When I got to college, I was still mostly in the closet. I could count the number of people I'd come out to on my fingers. Most people considered me allosexual at least, and the vast majority of my graduating class and even some of my friends thought I was heterosexual. I definitely wasn't the token gay person, there were a couple of non-cis or non-straight people in my friend groups, but they were either closeted or shy about their identities. I grew up in a conservative city in Idaho; I can't blame them. But when I moved to Missoula, I found not only LGBT+ people, but LGBT+ people who were brave enough to be openly LGBT+. My female friends talked about girls they liked without furtive glances or fear.
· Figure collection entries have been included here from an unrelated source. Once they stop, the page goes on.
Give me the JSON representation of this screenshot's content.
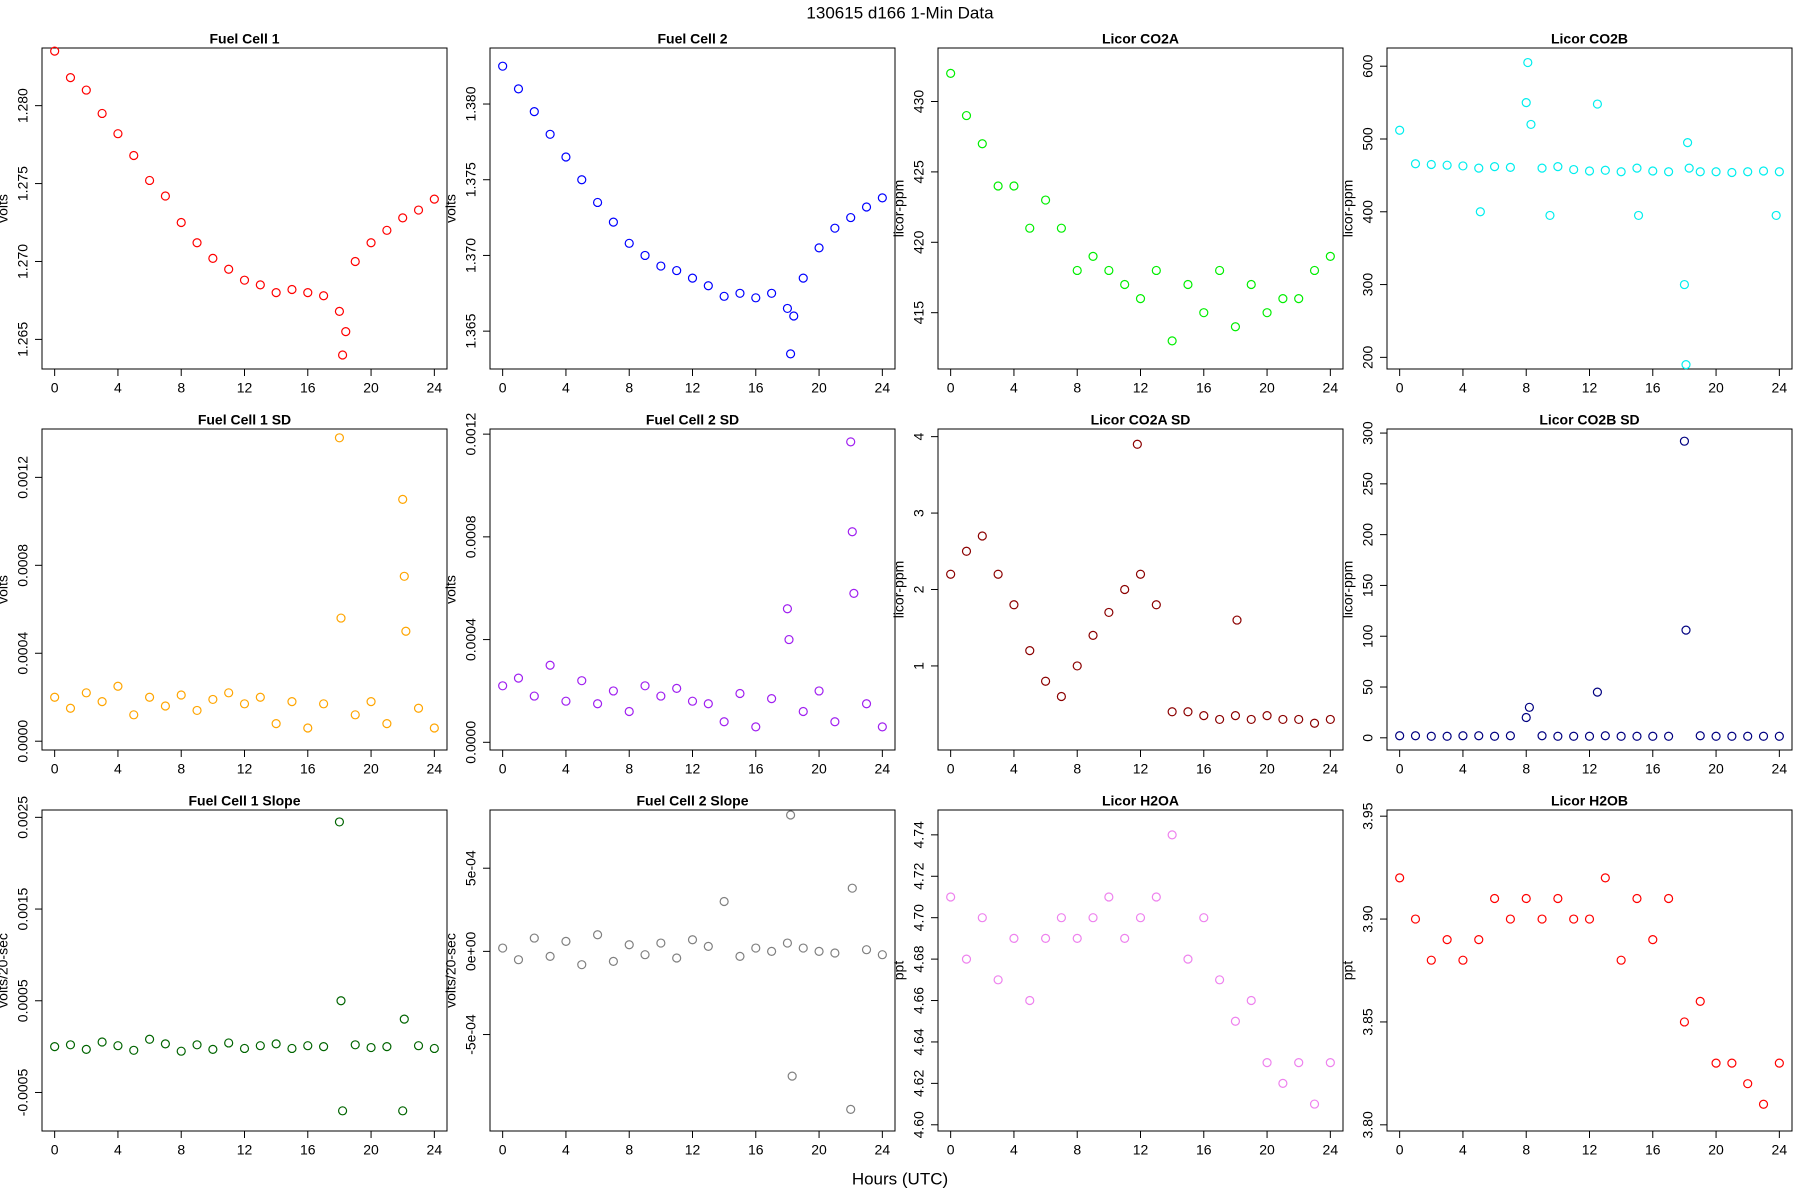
{
  "title": "130615   d166   1-Min Data",
  "xlabel": "Hours (UTC)",
  "chart_data": [
    {
      "type": "scatter",
      "title": "Fuel Cell 1",
      "ylabel": "volts",
      "color": "#ff0000",
      "x": [
        0,
        1,
        2,
        3,
        4,
        5,
        6,
        7,
        8,
        9,
        10,
        11,
        12,
        13,
        14,
        15,
        16,
        17,
        18,
        18.2,
        18.4,
        19,
        20,
        21,
        22,
        23,
        24
      ],
      "values": [
        1.2835,
        1.2818,
        1.281,
        1.2795,
        1.2782,
        1.2768,
        1.2752,
        1.2742,
        1.2725,
        1.2712,
        1.2702,
        1.2695,
        1.2688,
        1.2685,
        1.268,
        1.2682,
        1.268,
        1.2678,
        1.2668,
        1.264,
        1.2655,
        1.27,
        1.2712,
        1.272,
        1.2728,
        1.2733,
        1.274
      ],
      "xlim": [
        -0.8,
        24.8
      ],
      "xticks": [
        0,
        4,
        8,
        12,
        16,
        20,
        24
      ],
      "ylim": [
        1.2631,
        1.2837
      ],
      "yticks": [
        1.265,
        {
          "value": 1.27,
          "label": "1.270"
        },
        1.275,
        {
          "value": 1.28,
          "label": "1.280"
        }
      ]
    },
    {
      "type": "scatter",
      "title": "Fuel Cell 2",
      "ylabel": "volts",
      "color": "#0000ff",
      "x": [
        0,
        1,
        2,
        3,
        4,
        5,
        6,
        7,
        8,
        9,
        10,
        11,
        12,
        13,
        14,
        15,
        16,
        17,
        18,
        18.2,
        18.4,
        19,
        20,
        21,
        22,
        23,
        24
      ],
      "values": [
        1.3825,
        1.381,
        1.3795,
        1.378,
        1.3765,
        1.375,
        1.3735,
        1.3722,
        1.3708,
        1.37,
        1.3693,
        1.369,
        1.3685,
        1.368,
        1.3673,
        1.3675,
        1.3672,
        1.3675,
        1.3665,
        1.3635,
        1.366,
        1.3685,
        1.3705,
        1.3718,
        1.3725,
        1.3732,
        1.3738
      ],
      "xlim": [
        -0.8,
        24.8
      ],
      "xticks": [
        0,
        4,
        8,
        12,
        16,
        20,
        24
      ],
      "ylim": [
        1.3625,
        1.3837
      ],
      "yticks": [
        1.365,
        {
          "value": 1.37,
          "label": "1.370"
        },
        1.375,
        {
          "value": 1.38,
          "label": "1.380"
        }
      ]
    },
    {
      "type": "scatter",
      "title": "Licor CO2A",
      "ylabel": "licor-ppm",
      "color": "#00ee00",
      "x": [
        0,
        1,
        2,
        3,
        4,
        5,
        6,
        7,
        8,
        9,
        10,
        11,
        12,
        13,
        14,
        15,
        16,
        17,
        18,
        19,
        20,
        21,
        22,
        23,
        24
      ],
      "values": [
        432,
        429,
        427,
        424,
        424,
        421,
        423,
        421,
        418,
        419,
        418,
        417,
        416,
        418,
        413,
        417,
        415,
        418,
        414,
        417,
        415,
        416,
        416,
        418,
        419
      ],
      "xlim": [
        -0.8,
        24.8
      ],
      "xticks": [
        0,
        4,
        8,
        12,
        16,
        20,
        24
      ],
      "ylim": [
        411,
        433.8
      ],
      "yticks": [
        415,
        420,
        425,
        430
      ]
    },
    {
      "type": "scatter",
      "title": "Licor CO2B",
      "ylabel": "licor-ppm",
      "color": "#00eeee",
      "x": [
        0,
        1,
        2,
        3,
        4,
        5,
        5.1,
        6,
        7,
        8,
        8.1,
        8.3,
        9,
        9.5,
        10,
        11,
        12,
        12.5,
        13,
        14,
        15,
        15.1,
        16,
        17,
        18,
        18.1,
        18.2,
        18.3,
        19,
        20,
        21,
        22,
        23,
        23.8,
        24
      ],
      "values": [
        512,
        466,
        465,
        464,
        463,
        460,
        400,
        462,
        461,
        550,
        605,
        520,
        460,
        395,
        462,
        458,
        456,
        548,
        457,
        455,
        460,
        395,
        456,
        455,
        300,
        190,
        495,
        460,
        455,
        455,
        454,
        455,
        456,
        395,
        455
      ],
      "xlim": [
        -0.8,
        24.8
      ],
      "xticks": [
        0,
        4,
        8,
        12,
        16,
        20,
        24
      ],
      "ylim": [
        184,
        625
      ],
      "yticks": [
        200,
        300,
        400,
        500,
        600
      ]
    },
    {
      "type": "scatter",
      "title": "Fuel Cell 1 SD",
      "ylabel": "volts",
      "color": "#ffa500",
      "x": [
        0,
        1,
        2,
        3,
        4,
        5,
        6,
        7,
        8,
        9,
        10,
        11,
        12,
        13,
        14,
        15,
        16,
        17,
        18,
        18.1,
        19,
        20,
        21,
        22,
        22.1,
        22.2,
        23,
        24
      ],
      "values": [
        0.0002,
        0.00015,
        0.00022,
        0.00018,
        0.00025,
        0.00012,
        0.0002,
        0.00016,
        0.00021,
        0.00014,
        0.00019,
        0.00022,
        0.00017,
        0.0002,
        8e-05,
        0.00018,
        6e-05,
        0.00017,
        0.00138,
        0.00056,
        0.00012,
        0.00018,
        8e-05,
        0.0011,
        0.00075,
        0.0005,
        0.00015,
        6e-05
      ],
      "xlim": [
        -0.8,
        24.8
      ],
      "xticks": [
        0,
        4,
        8,
        12,
        16,
        20,
        24
      ],
      "ylim": [
        -4e-05,
        0.00142
      ],
      "yticks": [
        {
          "value": 0,
          "label": "0.0000"
        },
        0.0004,
        0.0008,
        0.0012
      ]
    },
    {
      "type": "scatter",
      "title": "Fuel Cell 2 SD",
      "ylabel": "volts",
      "color": "#a020f0",
      "x": [
        0,
        1,
        2,
        3,
        4,
        5,
        6,
        7,
        8,
        9,
        10,
        11,
        12,
        13,
        14,
        15,
        16,
        17,
        18,
        18.1,
        19,
        20,
        21,
        22,
        22.1,
        22.2,
        23,
        24
      ],
      "values": [
        0.00022,
        0.00025,
        0.00018,
        0.0003,
        0.00016,
        0.00024,
        0.00015,
        0.0002,
        0.00012,
        0.00022,
        0.00018,
        0.00021,
        0.00016,
        0.00015,
        8e-05,
        0.00019,
        6e-05,
        0.00017,
        0.00052,
        0.0004,
        0.00012,
        0.0002,
        8e-05,
        0.00117,
        0.00082,
        0.00058,
        0.00015,
        6e-05
      ],
      "xlim": [
        -0.8,
        24.8
      ],
      "xticks": [
        0,
        4,
        8,
        12,
        16,
        20,
        24
      ],
      "ylim": [
        -3e-05,
        0.00122
      ],
      "yticks": [
        {
          "value": 0,
          "label": "0.0000"
        },
        0.0004,
        0.0008,
        0.0012
      ]
    },
    {
      "type": "scatter",
      "title": "Licor CO2A SD",
      "ylabel": "licor-ppm",
      "color": "#8b0000",
      "x": [
        0,
        1,
        2,
        3,
        4,
        5,
        6,
        7,
        8,
        9,
        10,
        11,
        11.8,
        12,
        13,
        14,
        15,
        16,
        17,
        18,
        18.1,
        19,
        20,
        21,
        22,
        23,
        24
      ],
      "values": [
        2.2,
        2.5,
        2.7,
        2.2,
        1.8,
        1.2,
        0.8,
        0.6,
        1.0,
        1.4,
        1.7,
        2.0,
        3.9,
        2.2,
        1.8,
        0.4,
        0.4,
        0.35,
        0.3,
        0.35,
        1.6,
        0.3,
        0.35,
        0.3,
        0.3,
        0.25,
        0.3
      ],
      "xlim": [
        -0.8,
        24.8
      ],
      "xticks": [
        0,
        4,
        8,
        12,
        16,
        20,
        24
      ],
      "ylim": [
        -0.1,
        4.1
      ],
      "yticks": [
        1,
        2,
        3,
        4
      ]
    },
    {
      "type": "scatter",
      "title": "Licor CO2B SD",
      "ylabel": "licor-ppm",
      "color": "#000080",
      "x": [
        0,
        1,
        2,
        3,
        4,
        5,
        6,
        7,
        8,
        8.2,
        9,
        10,
        11,
        12,
        12.5,
        13,
        14,
        15,
        16,
        17,
        18,
        18.1,
        19,
        20,
        21,
        22,
        23,
        24
      ],
      "values": [
        2,
        2,
        1.5,
        1.5,
        2,
        2,
        1.5,
        2,
        20,
        30,
        2,
        1.5,
        1.5,
        1.5,
        45,
        2,
        1.5,
        1.5,
        1.5,
        1.5,
        292,
        106,
        2,
        1.5,
        1.5,
        1.5,
        1.5,
        1.5
      ],
      "xlim": [
        -0.8,
        24.8
      ],
      "xticks": [
        0,
        4,
        8,
        12,
        16,
        20,
        24
      ],
      "ylim": [
        -12,
        304
      ],
      "yticks": [
        0,
        50,
        100,
        150,
        200,
        250,
        300
      ]
    },
    {
      "type": "scatter",
      "title": "Fuel Cell 1 Slope",
      "ylabel": "volts/20-sec",
      "color": "#006400",
      "x": [
        0,
        1,
        2,
        3,
        4,
        5,
        6,
        7,
        8,
        9,
        10,
        11,
        12,
        13,
        14,
        15,
        16,
        17,
        18,
        18.1,
        18.2,
        19,
        20,
        21,
        22,
        22.1,
        23,
        24
      ],
      "values": [
        0,
        2e-05,
        -3e-05,
        5e-05,
        1e-05,
        -4e-05,
        8e-05,
        3e-05,
        -5e-05,
        2e-05,
        -3e-05,
        4e-05,
        -2e-05,
        1e-05,
        3e-05,
        -2e-05,
        1e-05,
        0,
        0.00245,
        0.0005,
        -0.0007,
        2e-05,
        -1e-05,
        0,
        -0.0007,
        0.0003,
        1e-05,
        -2e-05
      ],
      "xlim": [
        -0.8,
        24.8
      ],
      "xticks": [
        0,
        4,
        8,
        12,
        16,
        20,
        24
      ],
      "ylim": [
        -0.00092,
        0.00258
      ],
      "yticks": [
        -0.0005,
        0.0005,
        0.0015,
        0.0025
      ]
    },
    {
      "type": "scatter",
      "title": "Fuel Cell 2 Slope",
      "ylabel": "volts/20-sec",
      "color": "#808080",
      "x": [
        0,
        1,
        2,
        3,
        4,
        5,
        6,
        7,
        8,
        9,
        10,
        11,
        12,
        13,
        14,
        15,
        16,
        17,
        18,
        18.2,
        18.3,
        19,
        20,
        21,
        22,
        22.1,
        23,
        24
      ],
      "values": [
        2e-05,
        -5e-05,
        8e-05,
        -3e-05,
        6e-05,
        -8e-05,
        0.0001,
        -6e-05,
        4e-05,
        -2e-05,
        5e-05,
        -4e-05,
        7e-05,
        3e-05,
        0.0003,
        -3e-05,
        2e-05,
        0,
        5e-05,
        0.00082,
        -0.00075,
        2e-05,
        0,
        -1e-05,
        -0.00095,
        0.00038,
        1e-05,
        -2e-05
      ],
      "xlim": [
        -0.8,
        24.8
      ],
      "xticks": [
        0,
        4,
        8,
        12,
        16,
        20,
        24
      ],
      "ylim": [
        -0.00108,
        0.00085
      ],
      "yticks": [
        {
          "value": -0.0005,
          "label": "-5e-04"
        },
        {
          "value": 0,
          "label": "0e+00"
        },
        {
          "value": 0.0005,
          "label": "5e-04"
        }
      ]
    },
    {
      "type": "scatter",
      "title": "Licor H2OA",
      "ylabel": "ppt",
      "color": "#ee82ee",
      "x": [
        0,
        1,
        2,
        3,
        4,
        5,
        6,
        7,
        8,
        9,
        10,
        11,
        12,
        13,
        14,
        15,
        16,
        17,
        18,
        19,
        20,
        21,
        22,
        23,
        24
      ],
      "values": [
        4.71,
        4.68,
        4.7,
        4.67,
        4.69,
        4.66,
        4.69,
        4.7,
        4.69,
        4.7,
        4.71,
        4.69,
        4.7,
        4.71,
        4.74,
        4.68,
        4.7,
        4.67,
        4.65,
        4.66,
        4.63,
        4.62,
        4.63,
        4.61,
        4.63
      ],
      "xlim": [
        -0.8,
        24.8
      ],
      "xticks": [
        0,
        4,
        8,
        12,
        16,
        20,
        24
      ],
      "ylim": [
        4.597,
        4.752
      ],
      "yticks": [
        {
          "value": 4.6,
          "label": "4.60"
        },
        4.62,
        4.64,
        4.66,
        4.68,
        {
          "value": 4.7,
          "label": "4.70"
        },
        4.72,
        4.74
      ]
    },
    {
      "type": "scatter",
      "title": "Licor H2OB",
      "ylabel": "ppt",
      "color": "#ff0000",
      "x": [
        0,
        1,
        2,
        3,
        4,
        5,
        6,
        7,
        8,
        9,
        10,
        11,
        12,
        13,
        14,
        15,
        16,
        17,
        18,
        19,
        20,
        21,
        22,
        23,
        24
      ],
      "values": [
        3.92,
        3.9,
        3.88,
        3.89,
        3.88,
        3.89,
        3.91,
        3.9,
        3.91,
        3.9,
        3.91,
        3.9,
        3.9,
        3.92,
        3.88,
        3.91,
        3.89,
        3.91,
        3.85,
        3.86,
        3.83,
        3.83,
        3.82,
        3.81,
        3.83
      ],
      "xlim": [
        -0.8,
        24.8
      ],
      "xticks": [
        0,
        4,
        8,
        12,
        16,
        20,
        24
      ],
      "ylim": [
        3.797,
        3.953
      ],
      "yticks": [
        {
          "value": 3.8,
          "label": "3.80"
        },
        3.85,
        {
          "value": 3.9,
          "label": "3.90"
        },
        3.95
      ]
    }
  ]
}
My trans friends gave me a name to use for them and I used it, and that was that.
For once in my life, I didn't have to be shy about being LGBT+.
When I talked about the girl across my hall who had the kindest smile and who was so caring to me when I came out as asexual to my floor, who I had a little bit of a crush on, their reaction was gentle teasing instead of shock that it was a girl I liked. When they mentioned sex drive and I couldn't relate because I was ace, they didn't think I was broken or discount my experiences. They accepted it, moved on.
And most importantly, they loved me for it, not in spite of it.
One friend told me I was a badass bitch and that I'd find someone who loved me for me, and that even if I didn't find romantic love that she'd be there for me. Another sat there and listened to me talk about being ace, made ace jokes with me and talked about how I belonged. Yet another friend sent me an ace pride pin in the mail because he wanted me to feel accepted and loved in a community that often didn't give me those things. And my longest-standing friend in college has sent me ace positivity posts, listened to me talk about all the difficulties being ace brings, and reminded me that I'm valid through even my darkest times.
And most importantly, they've shown me through their experiences and their confidence, that I'm not alone, that I have a place in the LGBT+ community.
These wonderful people have helped me grow into a confident human who knows just who she is and who is growing to speak out about it. They've helped me be a person who will use my voice for good. They've helped me recognize my privileges and use them to help those who don't have them, and they've helped me be better rounded. Overall, these people have made me amazing. I'm a better person now than I could ever have been without them. And I love them for that growth that they've cultivated in me.
LGBT+ friend groups are a gift for LGBT+ people, and their love and support can't be emphasized enough. So to my LGBT+ friend group, thank you for all you've done. I love all of you to bits, and I hope that I've given you even a tiny microcosm of the same support that you've given me.